Public Art Registry
Golden Tree
Photo: photo credit not available
Golden Tree by Douglas Coupland - photo by photo credit not available
8018 - 8198 Cambie
Corner of SW Marine Drive and Cambie Street
Gift
2016
Sculpture
In place
City of Vancouver
Intracorp
City of Vancouver Private Development Program
Artist statement
"I remember growing up and seeing photos of redwood stumps in northern California, photos in which, “Wow! You can drive a car right through it!” I remember always thinking of what an affront to nature it was to use a car as a standard of bigness, but that was the early twentieth century.
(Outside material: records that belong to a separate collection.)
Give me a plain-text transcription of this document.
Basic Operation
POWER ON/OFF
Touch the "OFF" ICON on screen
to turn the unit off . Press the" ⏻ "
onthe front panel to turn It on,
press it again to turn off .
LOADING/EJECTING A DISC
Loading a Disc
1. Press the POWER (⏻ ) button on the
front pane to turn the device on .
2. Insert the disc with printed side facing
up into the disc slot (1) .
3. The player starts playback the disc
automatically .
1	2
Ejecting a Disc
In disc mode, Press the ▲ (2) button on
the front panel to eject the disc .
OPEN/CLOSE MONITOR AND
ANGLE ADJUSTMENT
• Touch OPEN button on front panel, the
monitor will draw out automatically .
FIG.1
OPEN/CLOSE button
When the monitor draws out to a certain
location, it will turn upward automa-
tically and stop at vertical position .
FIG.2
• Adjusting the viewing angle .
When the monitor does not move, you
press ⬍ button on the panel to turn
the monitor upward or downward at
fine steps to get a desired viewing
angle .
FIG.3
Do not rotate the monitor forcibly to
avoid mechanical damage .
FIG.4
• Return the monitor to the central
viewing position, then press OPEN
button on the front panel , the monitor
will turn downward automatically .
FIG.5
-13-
Later in the century, in 1995, I was in Ireland and phoning home for voicemail messages and had one from my mother that said, “Hi Dear, Constable So-and-so from the Vancouver Police phoned to ask if you’d deliberately left your VW parked inside the Hollow Tree in Stanley Park before you left and, to be honest, with you we never know, so could you give him a ring?” My car had been stolen from an underground parkade and abandoned in the tree by joyriders. In 2006 Stanley Park’s Hollow Tree, an 800-year-old Western red cedar stump, was damaged in a particularly bad storm, and the City of Vancouver made a stab at removing it. I don’t know what they were thinking. Everyone in the city went crazy. The Hollow Tree is where people had their grad photos taken. It’s where they had their first kiss; it’s where everybody takes their relatives from overseas. In 2009 the Hollow Tree Conservation Society, funded entirely by private donations, stabilized the tree, and in October 2011 it was restored as well as possible, and made open to the public. I was pretty supportive of this project but years later I’m looking at the tree and I can see its days are numbered. It’s a piece of dead wood hundreds of years old. It’s rotting. It’s nature. So I wondered, “Why not transform the tree? Why not put it through a mirror and have it come out the other side as a mythical entity?” This is what I did with the Golden Tree at the corner of SW Marine Drive and Cambie Street. It’s a mirror of something that once was — and will still be for a little while — and it establishes the existence of an evolving city that has an evolving sense of nature and ecosystems. It’s also located at the Canada Line Station, and I realize for many people coming to Vancouver, they’ll see the Golden Tree before they see the Hollow Tree, as if reading the chapters in a book in the wrong order, and isn’t that life?"